Vaktiyle birbirini çok seven iki kardeş varmış...



Büyüğü Halil... Küçüğü ise İbrâhim...



Halil; evli, çocuklu. İbrahim ise bekârmış...



Ortak bir tarlaları varmış iki kardeşin...



Ne mahsul çıkarsa, ikiye pay ederlermiş... Bununla geçinip giderlermiş...



Bir yıl, yine harman yapmışlar buğdayı. İkiye ayırmışlar... İş kalmış

taşımaya...



Halil, bir teklif yapmış :

- İbrahim! Kardeşim, ben gidip çuvalları getireyim. Sen buğdayı bekle.

- Peki abi demiş İbrahim...



Ve Halil gitmiş çuval getirmeye... O gidince, düşünmüş İbrahim:



- Abim evli, çocuklu. Daha çok buğday lazım onun evine. Böyle demiş ve kendi



payından bir miktar atmış onunkine...



Az sonra Halil çıkagelmiş.

- Haydi İbrahim, önce sen doldur da taşı ambara demiş

- Peki abi..!



İbrahim, kendi payından bir çuval doldurup düşmüş yola...

O gidince, Halil'i düşünmüş: Demiş ki:



- Çok şükür, ben evliyim, kurulu bir düzenim de var.
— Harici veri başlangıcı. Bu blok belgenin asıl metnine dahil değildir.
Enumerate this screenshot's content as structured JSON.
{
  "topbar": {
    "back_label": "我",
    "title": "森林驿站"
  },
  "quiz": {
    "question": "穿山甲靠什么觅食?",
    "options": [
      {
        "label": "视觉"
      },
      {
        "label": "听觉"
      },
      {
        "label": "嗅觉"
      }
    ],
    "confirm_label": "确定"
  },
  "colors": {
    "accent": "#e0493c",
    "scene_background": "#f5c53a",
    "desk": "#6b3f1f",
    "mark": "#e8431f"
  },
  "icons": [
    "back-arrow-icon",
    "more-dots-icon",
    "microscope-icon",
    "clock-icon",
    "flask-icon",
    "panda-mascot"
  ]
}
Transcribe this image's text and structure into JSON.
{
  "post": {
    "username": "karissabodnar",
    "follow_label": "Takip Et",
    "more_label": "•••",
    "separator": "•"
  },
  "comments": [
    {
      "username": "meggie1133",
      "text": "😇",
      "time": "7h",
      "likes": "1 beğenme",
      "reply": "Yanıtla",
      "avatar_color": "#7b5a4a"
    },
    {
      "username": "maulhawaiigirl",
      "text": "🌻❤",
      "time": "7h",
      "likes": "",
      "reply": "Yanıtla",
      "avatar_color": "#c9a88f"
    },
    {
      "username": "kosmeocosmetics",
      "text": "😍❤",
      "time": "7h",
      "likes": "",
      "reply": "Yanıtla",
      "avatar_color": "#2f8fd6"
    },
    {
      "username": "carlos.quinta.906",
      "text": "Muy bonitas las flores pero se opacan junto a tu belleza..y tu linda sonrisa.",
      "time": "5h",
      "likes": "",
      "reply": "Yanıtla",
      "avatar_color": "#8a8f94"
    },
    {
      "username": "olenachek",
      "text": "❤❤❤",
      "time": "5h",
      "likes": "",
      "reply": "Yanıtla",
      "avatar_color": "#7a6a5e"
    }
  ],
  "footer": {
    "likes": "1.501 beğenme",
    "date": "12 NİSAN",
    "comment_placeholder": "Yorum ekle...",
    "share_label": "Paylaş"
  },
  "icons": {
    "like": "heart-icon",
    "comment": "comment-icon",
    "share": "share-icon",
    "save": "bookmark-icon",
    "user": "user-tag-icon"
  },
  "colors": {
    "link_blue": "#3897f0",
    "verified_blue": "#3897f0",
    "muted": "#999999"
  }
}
Ama kardeşim bekâr. O

daha çalışıp, para biriktirecek. Ev kurup evlenecek.



Böyle düşünerek, Kendi payından atmış onunkine birkaç kürek...



Velhasıl, biri gittiğinde, öbürü, kendi payından atmış diğerine.

Bu, böyle sürüp gitmiş...



Ama birbirlerinden habersizlermiş.

Nihayet akşam olmuş. Karanlık basmış.

Görmüşler ki, bitmiyor buğdaylar.

Hatta azalmıyor bile...



Hak Teala bu hali çok beğenmiş.

Buğdaylarına bir bereket vermiş, bir bereket vermiş ki...



Günlerce taşımış iki kardeş, bitirememişler.

Şaşmışlar bu işe...

Aksine çoğalmış buğdayları.

Dolmuş taşmış ambarları.



Bugün "Bereket" denilince, bu kardeşler akla gelir.

Bu bereketin adı: Halil İbrahim bereketidir...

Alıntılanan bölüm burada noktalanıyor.